When the Pope would not accede to Henry’s request to divorce Catherine of Aragon, Henry proclaimed the Church of England in 1542 with himself as its head, and demoted the Pope to the status of mere “Bishop of Rome,” an ironic and demeaning title still used in some quarters. The perennial, centuries-old complaint about the Church exporting the money from tithes to Rome led to hostile terms like Rome-runner, Rome-raiker , and Henry Brinklow’s ironic gloss (in 1542) on the Latin form of the Pope’s name: “Papa means pay pay” (1874, 39). The famous Calvinist John Knox was not alone in referring to the Church of Rome as “the Roman harlot” in his History of the Reformation , 1586–1587. In time the vocabulary of prostitution became widely exploited in terms like harlotry, carnality , and fornication . “The Presbyterians called the Independent churches whore,” observed William Erbury, “and the Independents called them whore again; and I say they are all whores together” (Chandos 1971, xxiv). George Buchanan even-handedly condemned “Godles papists, harlat protestantis” in his polemic Chamæleon (1570, 24). More remarkably, in the first recorded use of sodomite two centuries earlier, John Wycliffe applied the term to spiritual corruption: “?at prelatys … ben [are] gostly [spiritual] sodomytis wors þan bodily sodomytis of sodom and gomor” ( Works 1880, 55).

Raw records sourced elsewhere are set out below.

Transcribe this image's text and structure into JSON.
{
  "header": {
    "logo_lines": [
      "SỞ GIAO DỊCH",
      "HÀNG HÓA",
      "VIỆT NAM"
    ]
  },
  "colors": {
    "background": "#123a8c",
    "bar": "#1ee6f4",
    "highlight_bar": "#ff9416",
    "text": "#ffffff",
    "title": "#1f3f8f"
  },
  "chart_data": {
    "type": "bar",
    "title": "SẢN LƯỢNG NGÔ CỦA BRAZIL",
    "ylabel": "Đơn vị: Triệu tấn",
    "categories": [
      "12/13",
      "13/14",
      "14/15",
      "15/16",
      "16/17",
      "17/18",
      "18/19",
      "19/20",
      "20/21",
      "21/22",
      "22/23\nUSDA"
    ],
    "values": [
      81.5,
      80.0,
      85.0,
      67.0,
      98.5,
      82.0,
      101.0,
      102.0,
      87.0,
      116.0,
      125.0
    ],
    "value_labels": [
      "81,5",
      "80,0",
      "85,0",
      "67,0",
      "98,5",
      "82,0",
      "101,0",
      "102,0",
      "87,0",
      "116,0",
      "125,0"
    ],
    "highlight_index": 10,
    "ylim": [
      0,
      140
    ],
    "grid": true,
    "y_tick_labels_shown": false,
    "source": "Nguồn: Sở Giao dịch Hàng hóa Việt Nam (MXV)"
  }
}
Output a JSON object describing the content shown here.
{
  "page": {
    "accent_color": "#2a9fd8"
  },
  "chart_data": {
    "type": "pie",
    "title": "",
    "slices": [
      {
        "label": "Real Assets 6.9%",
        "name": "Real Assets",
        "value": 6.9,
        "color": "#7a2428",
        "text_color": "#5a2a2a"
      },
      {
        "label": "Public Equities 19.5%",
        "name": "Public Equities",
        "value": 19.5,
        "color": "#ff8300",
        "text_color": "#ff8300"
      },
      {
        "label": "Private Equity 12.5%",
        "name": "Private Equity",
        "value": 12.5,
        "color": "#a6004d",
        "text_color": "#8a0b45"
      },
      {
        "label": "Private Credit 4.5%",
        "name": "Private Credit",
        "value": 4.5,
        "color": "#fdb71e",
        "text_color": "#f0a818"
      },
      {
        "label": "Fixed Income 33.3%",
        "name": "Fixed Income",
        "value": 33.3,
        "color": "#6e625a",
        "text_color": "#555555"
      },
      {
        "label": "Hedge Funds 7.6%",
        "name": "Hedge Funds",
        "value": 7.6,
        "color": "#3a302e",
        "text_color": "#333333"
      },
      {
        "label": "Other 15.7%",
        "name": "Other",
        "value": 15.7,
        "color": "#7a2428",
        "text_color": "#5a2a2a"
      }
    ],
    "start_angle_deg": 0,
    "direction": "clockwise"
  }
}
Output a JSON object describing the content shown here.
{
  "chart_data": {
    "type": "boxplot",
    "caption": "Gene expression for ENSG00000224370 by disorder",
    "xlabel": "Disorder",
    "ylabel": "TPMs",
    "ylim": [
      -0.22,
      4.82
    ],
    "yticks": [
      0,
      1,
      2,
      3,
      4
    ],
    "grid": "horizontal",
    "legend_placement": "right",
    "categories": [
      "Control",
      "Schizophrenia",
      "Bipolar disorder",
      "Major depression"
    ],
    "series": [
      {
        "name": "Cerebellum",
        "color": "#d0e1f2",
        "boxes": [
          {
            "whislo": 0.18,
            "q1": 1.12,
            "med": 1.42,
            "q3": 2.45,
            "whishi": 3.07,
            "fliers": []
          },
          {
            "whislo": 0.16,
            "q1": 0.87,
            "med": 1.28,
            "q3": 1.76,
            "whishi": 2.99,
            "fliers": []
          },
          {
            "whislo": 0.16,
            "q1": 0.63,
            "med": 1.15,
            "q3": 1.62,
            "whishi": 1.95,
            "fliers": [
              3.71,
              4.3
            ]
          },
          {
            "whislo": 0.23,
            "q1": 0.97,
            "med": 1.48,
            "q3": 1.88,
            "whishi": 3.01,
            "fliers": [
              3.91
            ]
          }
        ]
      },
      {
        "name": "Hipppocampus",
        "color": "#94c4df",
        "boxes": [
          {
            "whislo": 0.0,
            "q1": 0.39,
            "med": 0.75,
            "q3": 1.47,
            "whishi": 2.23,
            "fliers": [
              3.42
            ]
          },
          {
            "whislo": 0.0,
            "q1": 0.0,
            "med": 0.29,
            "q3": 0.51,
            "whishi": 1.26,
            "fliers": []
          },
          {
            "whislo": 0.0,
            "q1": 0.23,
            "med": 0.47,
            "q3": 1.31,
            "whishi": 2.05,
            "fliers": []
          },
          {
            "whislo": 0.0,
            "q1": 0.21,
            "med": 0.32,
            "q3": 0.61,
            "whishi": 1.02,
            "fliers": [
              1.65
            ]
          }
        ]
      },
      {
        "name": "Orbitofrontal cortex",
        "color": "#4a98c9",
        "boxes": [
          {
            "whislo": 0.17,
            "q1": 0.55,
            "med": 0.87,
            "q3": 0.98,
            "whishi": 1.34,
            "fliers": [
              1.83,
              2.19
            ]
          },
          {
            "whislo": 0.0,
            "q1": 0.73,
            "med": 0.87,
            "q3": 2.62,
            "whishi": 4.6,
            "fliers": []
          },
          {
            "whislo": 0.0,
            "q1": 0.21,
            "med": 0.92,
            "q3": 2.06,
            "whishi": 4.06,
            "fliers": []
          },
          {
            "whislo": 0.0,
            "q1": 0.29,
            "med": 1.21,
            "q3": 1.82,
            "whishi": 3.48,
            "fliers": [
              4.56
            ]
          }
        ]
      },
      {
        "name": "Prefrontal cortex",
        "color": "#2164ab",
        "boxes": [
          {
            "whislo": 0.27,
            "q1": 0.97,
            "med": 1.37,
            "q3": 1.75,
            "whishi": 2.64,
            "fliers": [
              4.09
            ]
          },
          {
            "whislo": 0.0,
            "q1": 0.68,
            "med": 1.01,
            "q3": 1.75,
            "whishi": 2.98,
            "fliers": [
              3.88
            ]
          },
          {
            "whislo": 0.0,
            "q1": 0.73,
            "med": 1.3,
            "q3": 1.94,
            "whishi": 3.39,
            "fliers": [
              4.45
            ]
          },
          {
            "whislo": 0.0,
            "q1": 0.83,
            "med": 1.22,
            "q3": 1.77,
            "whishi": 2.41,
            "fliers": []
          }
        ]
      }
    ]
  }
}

A tone of hysterical detestation becomes increasingly obvious in some of the belligerents. Thomas Harding in his Confutation of Jewel (1565) condemned Luther for bringing to Germany “the poisoned cuppe of his heresies, blasphemies and sathanismes” (II ii 42), using the last word for the first time, to mean “diabolical doctrine.” The extreme controversialist John Bale, Bishop of Ossory in Ireland, went so far in his pamphlet Yet a course at the Romyshe foxe (1543) as to refer to his Catholic opponents as “fylthye whoremongers, murtherers, thieves, raveners, idolatours, lyars, dogges, swyne … and very devyls incar- nate” (Bennett 1952, 73). As the schism increased, so new sects multiplied, invariably given demeaning names. In his polemic The Pulpit Guarded (1651) Thomas Hall listed the more important: “We have many sects now abroad [around]: Ranters, Seekers, Shakers, Quakers and now Creepers” (15).

However, the Reformation also inspired a new rigor in the use of language, especially in relation to the taking of oaths. When Luther was summoned before the Diet of Worms in 1521 and asked to recant, he refused on the grounds of conscience and scriptural authority. Sir Thomas More likewise refused to take the oath recognizing Henry VIII as the Head of the Church of England, for which defiance he was imprisoned and beheaded. At the same time, reformist programs showed an incipient puritanism. In Geneva, Calvin enforced discipline and morals by forbidding dancing, games of cards and dice, as well as severely punishing blasphemy and ribaldry.